Dietro, a parte le ripetute incertezze di Peluso, Barzagli si è ripreso dal (breve) periodo di appannamento coinciso con le due partite contro il Bayern, mentre Bonucci ha confermato i suoi enormi progressi, specie nella fase prettamente difensiva. Anche il “pensionato” Buffon ha pensato bene di alleggerire la sua carta d’identità, esibendosi in un paio di interventi spettacolari, il primo opponendosi alla punizione velenosa calciata da Candreva ma deviata da Pirlo, e il secondo allungandosi a deviare un colpo di testa di Ciani indirizzato nell’angolino. Detto dei centrocampisti, buona la spinta anche di Lichtsteiner sulla destra e diAsamoah sull’out opposto, anche se il ghanese è stato spesso ignorato. Messo in cassaforte il risultato già nel primo tempo, la Juve è scesa in campo nella ripresa meno concentrata e precisa, lasciando così più campo alla Lazio, ma pur rallentando il ritmo e allentando la presa i bianconeri non hanno corso eccessivi pericoli, anzi con Marchisio hanno fallito il colpo del definitivo ko dopo una bella punizione dal limite di Pirlo respinta da Marchetti. A tenere alta la concentrazione ci ha pensato comunque Conte, che anche sul 2-0 non ha mai cessato di richiamare e incitare i suoi giocatori. Segno che il traguardo sarà anche vicino, ma l’allenatore salentino non ha la benché minima voglia di concedere neppure un centimetro alle chance e ai sogni degli avversari. Il Napoli è scivolato a undici punti, il Milan addirittura a quindici, ma per Conte è come se fosse ancora un testa a testa senza respiro.

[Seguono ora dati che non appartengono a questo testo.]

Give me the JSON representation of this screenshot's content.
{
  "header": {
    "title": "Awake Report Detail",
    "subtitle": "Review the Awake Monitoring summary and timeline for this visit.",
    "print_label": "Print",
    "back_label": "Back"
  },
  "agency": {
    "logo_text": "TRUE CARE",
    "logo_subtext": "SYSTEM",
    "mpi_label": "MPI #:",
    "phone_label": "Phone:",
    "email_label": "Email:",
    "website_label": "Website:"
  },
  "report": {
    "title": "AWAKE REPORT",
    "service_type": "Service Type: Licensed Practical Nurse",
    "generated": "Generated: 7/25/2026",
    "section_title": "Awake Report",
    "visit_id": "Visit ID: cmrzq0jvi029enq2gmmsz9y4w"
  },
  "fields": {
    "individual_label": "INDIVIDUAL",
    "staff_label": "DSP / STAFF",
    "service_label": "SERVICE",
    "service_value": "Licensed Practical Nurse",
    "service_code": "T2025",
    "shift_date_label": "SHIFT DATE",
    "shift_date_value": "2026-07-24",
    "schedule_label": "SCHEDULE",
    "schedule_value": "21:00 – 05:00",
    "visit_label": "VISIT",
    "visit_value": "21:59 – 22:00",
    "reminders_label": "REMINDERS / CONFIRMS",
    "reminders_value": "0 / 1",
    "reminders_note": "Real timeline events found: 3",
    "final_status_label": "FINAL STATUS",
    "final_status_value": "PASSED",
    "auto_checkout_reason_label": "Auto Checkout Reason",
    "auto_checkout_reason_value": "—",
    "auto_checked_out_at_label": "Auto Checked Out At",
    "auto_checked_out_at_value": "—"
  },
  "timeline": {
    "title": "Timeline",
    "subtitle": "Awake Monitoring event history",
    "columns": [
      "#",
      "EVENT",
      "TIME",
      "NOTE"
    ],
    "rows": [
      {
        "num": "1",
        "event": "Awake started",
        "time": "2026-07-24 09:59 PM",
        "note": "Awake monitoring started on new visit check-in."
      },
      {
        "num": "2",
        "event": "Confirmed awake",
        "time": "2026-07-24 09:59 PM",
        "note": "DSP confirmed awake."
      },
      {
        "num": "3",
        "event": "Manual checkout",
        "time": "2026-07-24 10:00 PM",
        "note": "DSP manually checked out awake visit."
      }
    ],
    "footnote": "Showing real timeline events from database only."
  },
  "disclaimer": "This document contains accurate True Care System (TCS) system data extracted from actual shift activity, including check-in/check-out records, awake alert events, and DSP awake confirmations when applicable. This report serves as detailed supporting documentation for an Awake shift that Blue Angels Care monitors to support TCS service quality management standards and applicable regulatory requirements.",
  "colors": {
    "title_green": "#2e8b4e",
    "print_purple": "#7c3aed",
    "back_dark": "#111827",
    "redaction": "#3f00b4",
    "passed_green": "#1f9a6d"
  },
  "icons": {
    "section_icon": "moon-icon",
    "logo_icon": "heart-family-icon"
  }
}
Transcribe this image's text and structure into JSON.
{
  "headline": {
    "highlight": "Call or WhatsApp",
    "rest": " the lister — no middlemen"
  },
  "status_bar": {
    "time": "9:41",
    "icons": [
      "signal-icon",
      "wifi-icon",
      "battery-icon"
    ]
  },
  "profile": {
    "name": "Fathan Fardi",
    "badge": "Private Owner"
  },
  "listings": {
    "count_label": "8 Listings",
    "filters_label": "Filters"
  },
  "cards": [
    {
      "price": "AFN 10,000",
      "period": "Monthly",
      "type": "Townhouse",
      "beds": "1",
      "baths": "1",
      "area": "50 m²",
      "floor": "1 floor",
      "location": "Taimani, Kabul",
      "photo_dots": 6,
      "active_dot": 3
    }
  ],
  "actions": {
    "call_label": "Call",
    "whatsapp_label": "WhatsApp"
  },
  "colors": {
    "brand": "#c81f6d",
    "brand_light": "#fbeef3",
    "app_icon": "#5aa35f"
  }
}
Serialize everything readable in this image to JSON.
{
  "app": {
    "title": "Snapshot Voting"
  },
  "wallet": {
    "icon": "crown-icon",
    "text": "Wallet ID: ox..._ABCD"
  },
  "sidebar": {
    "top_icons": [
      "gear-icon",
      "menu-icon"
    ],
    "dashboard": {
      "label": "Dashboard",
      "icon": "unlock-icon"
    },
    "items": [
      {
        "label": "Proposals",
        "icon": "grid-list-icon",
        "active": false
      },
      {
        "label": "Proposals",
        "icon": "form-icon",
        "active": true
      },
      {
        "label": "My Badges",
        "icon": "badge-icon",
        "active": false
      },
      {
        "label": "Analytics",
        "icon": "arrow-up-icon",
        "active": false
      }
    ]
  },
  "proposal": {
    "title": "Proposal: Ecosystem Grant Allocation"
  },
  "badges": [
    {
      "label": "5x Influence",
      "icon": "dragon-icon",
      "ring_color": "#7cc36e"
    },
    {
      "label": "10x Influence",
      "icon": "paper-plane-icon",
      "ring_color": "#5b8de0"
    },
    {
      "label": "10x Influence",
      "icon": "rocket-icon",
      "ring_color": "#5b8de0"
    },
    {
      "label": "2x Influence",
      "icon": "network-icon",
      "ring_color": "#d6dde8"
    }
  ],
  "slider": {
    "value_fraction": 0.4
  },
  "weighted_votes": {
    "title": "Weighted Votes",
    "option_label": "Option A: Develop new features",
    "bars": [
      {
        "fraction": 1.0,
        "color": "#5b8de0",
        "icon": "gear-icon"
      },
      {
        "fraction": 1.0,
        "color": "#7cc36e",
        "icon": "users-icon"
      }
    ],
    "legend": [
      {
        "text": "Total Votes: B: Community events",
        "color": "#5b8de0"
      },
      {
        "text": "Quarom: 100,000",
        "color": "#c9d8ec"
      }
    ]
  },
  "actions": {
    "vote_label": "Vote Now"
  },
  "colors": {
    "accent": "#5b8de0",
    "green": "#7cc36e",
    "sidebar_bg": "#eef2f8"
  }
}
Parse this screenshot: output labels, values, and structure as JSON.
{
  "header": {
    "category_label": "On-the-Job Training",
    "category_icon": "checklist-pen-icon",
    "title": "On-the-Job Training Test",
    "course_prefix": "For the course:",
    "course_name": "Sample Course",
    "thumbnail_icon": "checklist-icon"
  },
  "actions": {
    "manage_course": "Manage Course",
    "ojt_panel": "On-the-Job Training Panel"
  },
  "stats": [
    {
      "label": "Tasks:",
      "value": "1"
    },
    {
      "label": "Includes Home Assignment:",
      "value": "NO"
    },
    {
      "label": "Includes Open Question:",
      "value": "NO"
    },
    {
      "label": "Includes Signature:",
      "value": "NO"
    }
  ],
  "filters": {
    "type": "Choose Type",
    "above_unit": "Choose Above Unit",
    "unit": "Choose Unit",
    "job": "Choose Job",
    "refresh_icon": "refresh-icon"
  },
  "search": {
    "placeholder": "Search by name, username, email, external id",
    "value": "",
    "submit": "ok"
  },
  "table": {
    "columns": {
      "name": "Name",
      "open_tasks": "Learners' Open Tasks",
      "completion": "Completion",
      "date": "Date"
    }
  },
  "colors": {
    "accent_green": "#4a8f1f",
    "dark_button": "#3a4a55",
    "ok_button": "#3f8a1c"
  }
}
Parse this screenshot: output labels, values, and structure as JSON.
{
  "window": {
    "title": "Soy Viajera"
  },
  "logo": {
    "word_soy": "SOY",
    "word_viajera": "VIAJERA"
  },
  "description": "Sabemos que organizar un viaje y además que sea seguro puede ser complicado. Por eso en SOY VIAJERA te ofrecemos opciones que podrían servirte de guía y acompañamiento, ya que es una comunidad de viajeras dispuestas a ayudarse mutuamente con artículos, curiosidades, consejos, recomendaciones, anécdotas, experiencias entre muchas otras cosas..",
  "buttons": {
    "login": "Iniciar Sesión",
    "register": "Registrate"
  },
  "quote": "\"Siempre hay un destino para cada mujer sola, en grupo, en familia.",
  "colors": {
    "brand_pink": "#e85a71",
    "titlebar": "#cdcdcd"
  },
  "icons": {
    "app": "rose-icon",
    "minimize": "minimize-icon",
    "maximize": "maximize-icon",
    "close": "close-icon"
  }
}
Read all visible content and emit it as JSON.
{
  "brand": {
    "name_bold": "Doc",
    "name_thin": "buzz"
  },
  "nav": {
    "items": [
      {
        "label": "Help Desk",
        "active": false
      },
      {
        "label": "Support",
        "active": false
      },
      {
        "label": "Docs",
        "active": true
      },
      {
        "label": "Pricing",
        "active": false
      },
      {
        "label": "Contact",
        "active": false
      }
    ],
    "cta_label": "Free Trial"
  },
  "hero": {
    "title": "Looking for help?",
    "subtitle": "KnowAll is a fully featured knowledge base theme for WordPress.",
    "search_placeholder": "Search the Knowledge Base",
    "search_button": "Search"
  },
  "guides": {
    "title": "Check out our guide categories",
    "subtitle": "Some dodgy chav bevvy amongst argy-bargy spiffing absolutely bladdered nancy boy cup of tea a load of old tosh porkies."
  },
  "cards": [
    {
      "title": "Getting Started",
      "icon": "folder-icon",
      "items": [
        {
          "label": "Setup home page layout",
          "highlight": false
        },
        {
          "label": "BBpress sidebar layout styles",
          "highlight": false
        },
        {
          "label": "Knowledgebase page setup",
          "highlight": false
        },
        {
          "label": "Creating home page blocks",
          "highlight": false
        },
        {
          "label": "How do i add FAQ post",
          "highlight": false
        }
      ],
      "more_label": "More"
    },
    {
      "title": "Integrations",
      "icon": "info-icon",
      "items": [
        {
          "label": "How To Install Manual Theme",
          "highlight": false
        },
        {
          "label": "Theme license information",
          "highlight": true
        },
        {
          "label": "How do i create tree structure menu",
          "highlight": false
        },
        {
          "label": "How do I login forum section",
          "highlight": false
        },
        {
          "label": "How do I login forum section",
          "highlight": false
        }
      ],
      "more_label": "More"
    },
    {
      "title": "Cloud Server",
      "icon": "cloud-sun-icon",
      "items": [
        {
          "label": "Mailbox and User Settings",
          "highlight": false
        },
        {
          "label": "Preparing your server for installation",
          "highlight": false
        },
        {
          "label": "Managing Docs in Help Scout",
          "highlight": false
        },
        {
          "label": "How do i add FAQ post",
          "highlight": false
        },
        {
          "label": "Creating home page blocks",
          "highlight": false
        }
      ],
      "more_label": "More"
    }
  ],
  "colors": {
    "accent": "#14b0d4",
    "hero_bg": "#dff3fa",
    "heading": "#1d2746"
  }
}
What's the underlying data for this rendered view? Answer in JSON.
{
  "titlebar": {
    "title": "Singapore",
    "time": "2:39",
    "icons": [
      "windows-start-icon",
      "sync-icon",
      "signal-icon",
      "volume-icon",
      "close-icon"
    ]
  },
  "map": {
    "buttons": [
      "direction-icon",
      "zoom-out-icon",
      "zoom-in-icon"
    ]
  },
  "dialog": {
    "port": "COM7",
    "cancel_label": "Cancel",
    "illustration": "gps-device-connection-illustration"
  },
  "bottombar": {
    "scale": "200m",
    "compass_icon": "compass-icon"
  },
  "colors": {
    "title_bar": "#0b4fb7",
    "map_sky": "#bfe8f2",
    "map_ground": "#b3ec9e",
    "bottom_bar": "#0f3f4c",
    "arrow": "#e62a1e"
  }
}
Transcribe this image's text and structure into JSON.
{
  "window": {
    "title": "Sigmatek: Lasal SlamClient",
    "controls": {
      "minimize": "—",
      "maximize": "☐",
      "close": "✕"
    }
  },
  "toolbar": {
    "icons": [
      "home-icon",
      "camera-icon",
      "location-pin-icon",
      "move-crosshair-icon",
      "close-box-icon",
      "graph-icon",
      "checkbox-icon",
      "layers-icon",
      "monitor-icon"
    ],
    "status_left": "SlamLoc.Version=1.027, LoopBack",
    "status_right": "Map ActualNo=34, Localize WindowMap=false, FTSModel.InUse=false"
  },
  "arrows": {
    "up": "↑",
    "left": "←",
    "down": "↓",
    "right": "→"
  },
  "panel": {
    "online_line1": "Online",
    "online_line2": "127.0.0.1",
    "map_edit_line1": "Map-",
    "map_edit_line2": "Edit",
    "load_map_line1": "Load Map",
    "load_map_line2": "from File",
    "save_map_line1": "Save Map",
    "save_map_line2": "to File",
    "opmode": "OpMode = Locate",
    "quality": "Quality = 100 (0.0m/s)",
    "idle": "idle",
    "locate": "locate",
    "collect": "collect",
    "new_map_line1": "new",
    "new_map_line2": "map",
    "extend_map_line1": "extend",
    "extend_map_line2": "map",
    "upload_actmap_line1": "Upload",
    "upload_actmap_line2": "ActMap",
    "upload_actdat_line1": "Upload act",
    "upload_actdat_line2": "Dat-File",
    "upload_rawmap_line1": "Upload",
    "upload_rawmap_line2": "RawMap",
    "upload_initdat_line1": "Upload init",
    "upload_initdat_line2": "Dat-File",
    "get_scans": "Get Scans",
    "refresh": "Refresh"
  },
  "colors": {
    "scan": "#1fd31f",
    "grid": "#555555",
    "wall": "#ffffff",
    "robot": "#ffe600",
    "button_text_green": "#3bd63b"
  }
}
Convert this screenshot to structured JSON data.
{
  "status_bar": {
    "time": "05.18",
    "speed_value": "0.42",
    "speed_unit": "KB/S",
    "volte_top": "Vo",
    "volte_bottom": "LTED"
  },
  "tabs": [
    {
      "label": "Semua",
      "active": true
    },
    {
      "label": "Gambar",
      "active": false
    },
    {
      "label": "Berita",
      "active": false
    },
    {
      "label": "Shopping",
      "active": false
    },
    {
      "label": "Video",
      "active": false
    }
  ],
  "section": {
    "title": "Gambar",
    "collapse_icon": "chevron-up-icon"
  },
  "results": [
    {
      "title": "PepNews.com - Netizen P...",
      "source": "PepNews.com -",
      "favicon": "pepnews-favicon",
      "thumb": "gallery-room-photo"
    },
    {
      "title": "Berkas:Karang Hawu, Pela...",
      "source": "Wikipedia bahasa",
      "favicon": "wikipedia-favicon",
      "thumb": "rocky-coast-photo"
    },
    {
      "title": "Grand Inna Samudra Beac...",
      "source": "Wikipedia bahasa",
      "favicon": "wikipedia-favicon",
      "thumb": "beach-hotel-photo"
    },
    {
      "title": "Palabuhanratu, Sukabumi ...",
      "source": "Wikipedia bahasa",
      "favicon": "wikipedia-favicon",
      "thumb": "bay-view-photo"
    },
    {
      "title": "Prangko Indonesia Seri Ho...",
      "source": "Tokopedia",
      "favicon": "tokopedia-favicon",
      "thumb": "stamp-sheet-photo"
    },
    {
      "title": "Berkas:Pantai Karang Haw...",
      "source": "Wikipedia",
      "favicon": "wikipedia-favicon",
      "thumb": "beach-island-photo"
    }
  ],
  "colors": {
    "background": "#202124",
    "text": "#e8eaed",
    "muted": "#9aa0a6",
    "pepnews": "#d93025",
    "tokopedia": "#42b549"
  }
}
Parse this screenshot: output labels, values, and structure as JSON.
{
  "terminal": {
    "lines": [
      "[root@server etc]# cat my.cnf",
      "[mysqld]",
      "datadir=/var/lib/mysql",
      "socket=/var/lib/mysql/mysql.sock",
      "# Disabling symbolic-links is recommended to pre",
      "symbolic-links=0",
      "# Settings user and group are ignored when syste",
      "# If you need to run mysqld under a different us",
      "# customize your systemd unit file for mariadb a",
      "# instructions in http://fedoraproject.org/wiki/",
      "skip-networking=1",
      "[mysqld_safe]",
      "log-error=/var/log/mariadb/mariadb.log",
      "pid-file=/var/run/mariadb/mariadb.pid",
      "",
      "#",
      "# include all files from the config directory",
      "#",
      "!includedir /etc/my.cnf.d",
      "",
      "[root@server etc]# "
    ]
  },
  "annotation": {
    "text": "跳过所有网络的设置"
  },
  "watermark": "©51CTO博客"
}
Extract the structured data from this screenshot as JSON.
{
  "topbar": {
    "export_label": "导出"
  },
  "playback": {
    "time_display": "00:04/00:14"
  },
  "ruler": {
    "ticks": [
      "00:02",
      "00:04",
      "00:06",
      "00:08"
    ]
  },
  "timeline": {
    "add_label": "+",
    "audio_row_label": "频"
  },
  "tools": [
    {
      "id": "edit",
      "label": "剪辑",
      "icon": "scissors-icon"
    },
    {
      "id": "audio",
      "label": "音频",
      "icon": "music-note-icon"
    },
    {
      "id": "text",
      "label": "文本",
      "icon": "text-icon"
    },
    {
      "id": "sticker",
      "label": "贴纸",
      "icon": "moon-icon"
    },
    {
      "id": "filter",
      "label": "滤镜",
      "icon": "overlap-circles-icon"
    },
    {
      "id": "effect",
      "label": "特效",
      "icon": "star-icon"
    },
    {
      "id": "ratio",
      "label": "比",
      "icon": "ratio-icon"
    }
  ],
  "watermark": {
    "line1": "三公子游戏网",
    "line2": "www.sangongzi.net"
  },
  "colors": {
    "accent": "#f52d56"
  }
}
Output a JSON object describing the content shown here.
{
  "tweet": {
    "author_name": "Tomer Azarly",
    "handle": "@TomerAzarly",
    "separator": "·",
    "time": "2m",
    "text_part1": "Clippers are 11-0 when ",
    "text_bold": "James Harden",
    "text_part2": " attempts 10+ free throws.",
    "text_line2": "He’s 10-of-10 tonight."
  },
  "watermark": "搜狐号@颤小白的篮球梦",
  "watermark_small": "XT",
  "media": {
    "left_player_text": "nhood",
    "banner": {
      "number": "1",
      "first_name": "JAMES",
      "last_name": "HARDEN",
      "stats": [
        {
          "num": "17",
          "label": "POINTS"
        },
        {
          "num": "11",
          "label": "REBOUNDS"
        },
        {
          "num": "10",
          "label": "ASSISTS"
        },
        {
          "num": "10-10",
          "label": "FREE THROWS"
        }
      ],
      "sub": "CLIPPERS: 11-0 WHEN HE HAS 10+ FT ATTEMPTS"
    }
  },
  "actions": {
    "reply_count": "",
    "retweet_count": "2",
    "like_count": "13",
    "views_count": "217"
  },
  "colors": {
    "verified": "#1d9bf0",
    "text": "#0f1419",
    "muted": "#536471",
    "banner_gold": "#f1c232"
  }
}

Sarà per questo che in Italia la Juve ha costruito e ribadito, in soli 18 mesi, la sua netta superiorità. E sarà proprio da questa consapevolezza (dare tutto, restare sempre concentrati, non mollare mai) che l’anno prossimo la Juve ritenterà, con un pizzico di esperienza internazionale in più, la sua scalata all’Europa del calcio che conta.